(Vibizmedia-Featured) India memulai pemilu terbesar di dunia dalam sejarah umat manusia pada hari Jumat. Perdana Menteri Narendra Modi diunggulkan, namun siapa pun yang menang akan menghadapi tantangan besar: India sangat membutuhkan lapangan pekerjaan bagi jutaan generasi mudanya, namun sistem pendidikannya sering kali menghasilkan lulusan yang salah.
Jika hal ini tidak dapat diatasi, ambisi India untuk menjadi “lantai pabrik dunia” kedua yang menyaingi Tiongkok dapat terpuruk sebelum hal tersebut benar-benar dimulai.
Ada beberapa pelajaran yang bisa dipetik dari booming perangkat lunak dan outsourcing di India pada tahun 2000an. Sektor teknologi informasi yang terkenal di India melakukan pekerjaan luar biasa dalam melatih siswa di bidang rekayasa perangkat lunak dan bidang terkait. India menghasilkan sekitar 10 juta lulusan pasca sekolah menengah setiap tahunnya, menurut Morgan Stanley.
Ketika India melakukan reorientasi perekonomiannya ke sektor manufaktur, para lulusan tersebut belum tentu merupakan pekerja yang dibutuhkan. Hanya 3,8% dari total tenaga kerja India yang telah menjalani pelatihan kejuruan formal pada pertengahan tahun 2023, menurut data pemerintah.
India mendapat nilai yang cukup baik pada metrik dasar seperti kemampuan melek huruf. Namun menggali lebih dalam mengenai angka-angka tersebut, terutama untuk pendidikan pasca sekolah menengah, menimbulkan kekhawatiran.
Laporan Keterampilan India tahun 2023, yang disusun oleh perusahaan pengujian online Wheebox bekerja sama dengan Konfederasi Industri India dan lembaga lainnya, hanya menunjukkan sedikit peningkatan dalam “kemampuan kerja” di kalangan lulusan muda—meningkat menjadi 50,3% pada tahun 2022 dari 46,2% pada tahun sebelumnya.
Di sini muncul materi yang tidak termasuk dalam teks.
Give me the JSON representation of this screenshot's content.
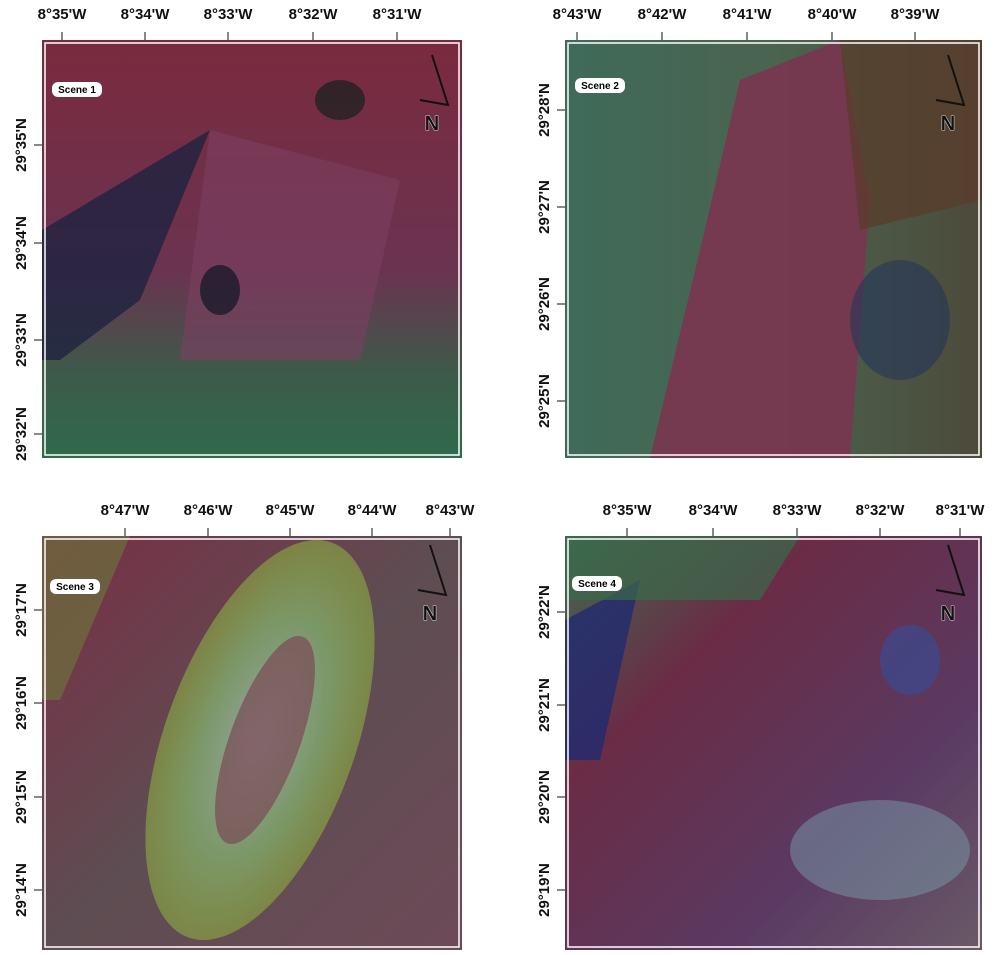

Tes Wheebox mengukur keahlian dasar seperti berhitung, kompetensi bahasa Inggris, dan lain-lain. Hanya 28% dan 34% lulusan politeknik dan institut industri yang dapat bekerja pada tahun 2023, menurut Morgan Stanley.
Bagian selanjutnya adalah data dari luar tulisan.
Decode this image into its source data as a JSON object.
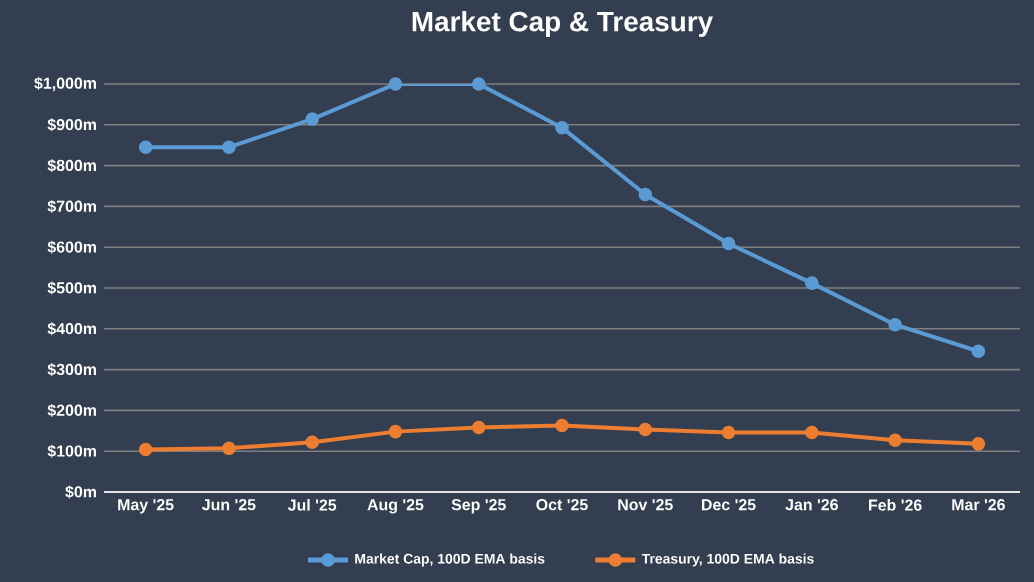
{
  "chart_data": {
    "type": "line",
    "title": "Market Cap & Treasury",
    "categories": [
      "May '25",
      "Jun '25",
      "Jul '25",
      "Aug '25",
      "Sep '25",
      "Oct '25",
      "Nov '25",
      "Dec '25",
      "Jan '26",
      "Feb '26",
      "Mar '26"
    ],
    "series": [
      {
        "name": "Market Cap, 100D EMA basis",
        "color": "#5b9bd5",
        "values": [
          845,
          845,
          914,
          1000,
          1000,
          893,
          729,
          609,
          512,
          410,
          345
        ]
      },
      {
        "name": "Treasury, 100D EMA basis",
        "color": "#ed7d31",
        "values": [
          104,
          107,
          122,
          148,
          158,
          163,
          153,
          146,
          146,
          127,
          118
        ]
      }
    ],
    "ylim": [
      0,
      1000
    ],
    "yticks": [
      {
        "value": 0,
        "label": "$0m"
      },
      {
        "value": 100,
        "label": "$100m"
      },
      {
        "value": 200,
        "label": "$200m"
      },
      {
        "value": 300,
        "label": "$300m"
      },
      {
        "value": 400,
        "label": "$400m"
      },
      {
        "value": 500,
        "label": "$500m"
      },
      {
        "value": 600,
        "label": "$600m"
      },
      {
        "value": 700,
        "label": "$700m"
      },
      {
        "value": 800,
        "label": "$800m"
      },
      {
        "value": 900,
        "label": "$900m"
      },
      {
        "value": 1000,
        "label": "$1,000m"
      }
    ],
    "grid": "y",
    "legend": "bottom",
    "marker": "circle",
    "line_style": "solid"
  }
}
Hal ini menjadi pertanda buruk bagi ambisi India untuk menjadi negara manufaktur kelas berat, kecuali jika hal tersebut berubah dengan cepat. Subsidi pertanian yang besar juga secara artifisial meningkatkan permintaan terhadap buruh tani.
Dengan kata lain, banyak lulusan terpelajar tidak mempunyai keterampilan yang mereka perlukan, sementara banyak pekerja muda dengan pendidikan rendah mempunyai insentif yang kuat untuk tetap tinggal di pedesaan. Meningkatkan alokasi anggaran yang kecil untuk pendidikan dan pengembangan keterampilan serta menciptakan hubungan yang lebih baik dengan industri untuk memberikan pelatihan kejuruan terkini akan membantu.
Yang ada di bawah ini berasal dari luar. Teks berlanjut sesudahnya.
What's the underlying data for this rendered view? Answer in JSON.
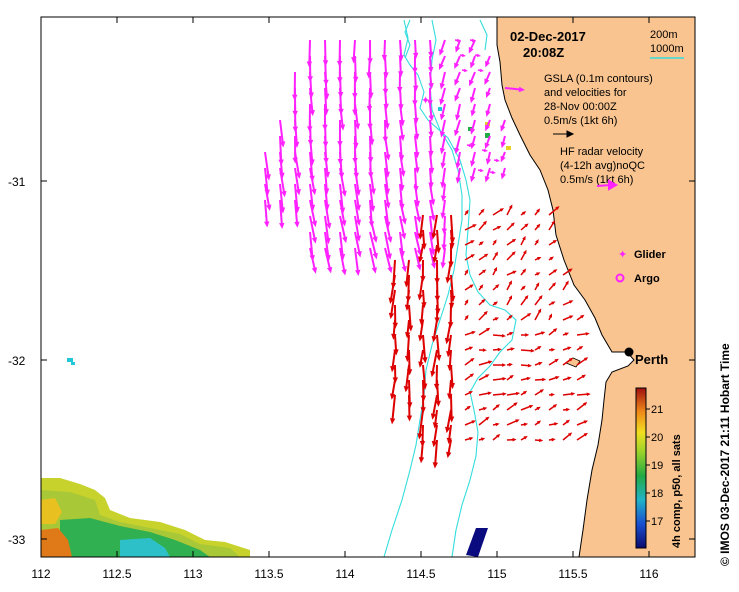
{
  "title": {
    "date": "02-Dec-2017",
    "time": "20:08Z"
  },
  "depth_legend": {
    "line1": "200m",
    "line2": "1000m"
  },
  "gsla_legend": {
    "line1": "GSLA (0.1m contours)",
    "line2": "and velocities for",
    "line3": "28-Nov 00:00Z",
    "line4": "0.5m/s (1kt 6h)"
  },
  "hf_legend": {
    "line1": "HF radar velocity",
    "line2": "(4-12h avg)noQC",
    "line3": "0.5m/s (1kt 6h)"
  },
  "symbols": {
    "glider": "Glider",
    "argo": "Argo"
  },
  "city": {
    "name": "Perth"
  },
  "colorbar": {
    "label": "4h comp, p50, all sats",
    "ticks": [
      "17",
      "18",
      "19",
      "20",
      "21"
    ]
  },
  "credit": "© IMOS 03-Dec-2017 21:11 Hobart Time",
  "axes": {
    "lon_ticks": [
      "112",
      "112.5",
      "113",
      "113.5",
      "114",
      "114.5",
      "115",
      "115.5",
      "116"
    ],
    "lat_ticks": [
      "-31",
      "-32",
      "-33"
    ]
  },
  "colors": {
    "land": "#f9c48f",
    "hf_arrows": "#ff22ff",
    "gsla_arrows": "#dd0000",
    "contours": "#33dddd"
  }
}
Pemerintah pusat India saat ini membelanjakan kurang dari 3% produk domestik bruto (PDB) untuk pendidikan. Meskipun pemerintah India telah mengambil langkah-langkah untuk melibatkan sektor swasta, pelatihan keterampilan sebagian besar masih didorong oleh pemerintah.
Ketergantungan tersebut berdampak buruk pada jumlah dan kualitas calon terlatih, menurut National Skill Development Corp yang dibentuk oleh Kementerian Keuangan.
India tidak punya waktu lama untuk mengatasi permasalahan ini: Otomatisasi pabrik menjadi semakin canggih, dan tingkat kesuburan di India sedang menurun, yang pada akhirnya akan mulai mengurangi dividen demografinya.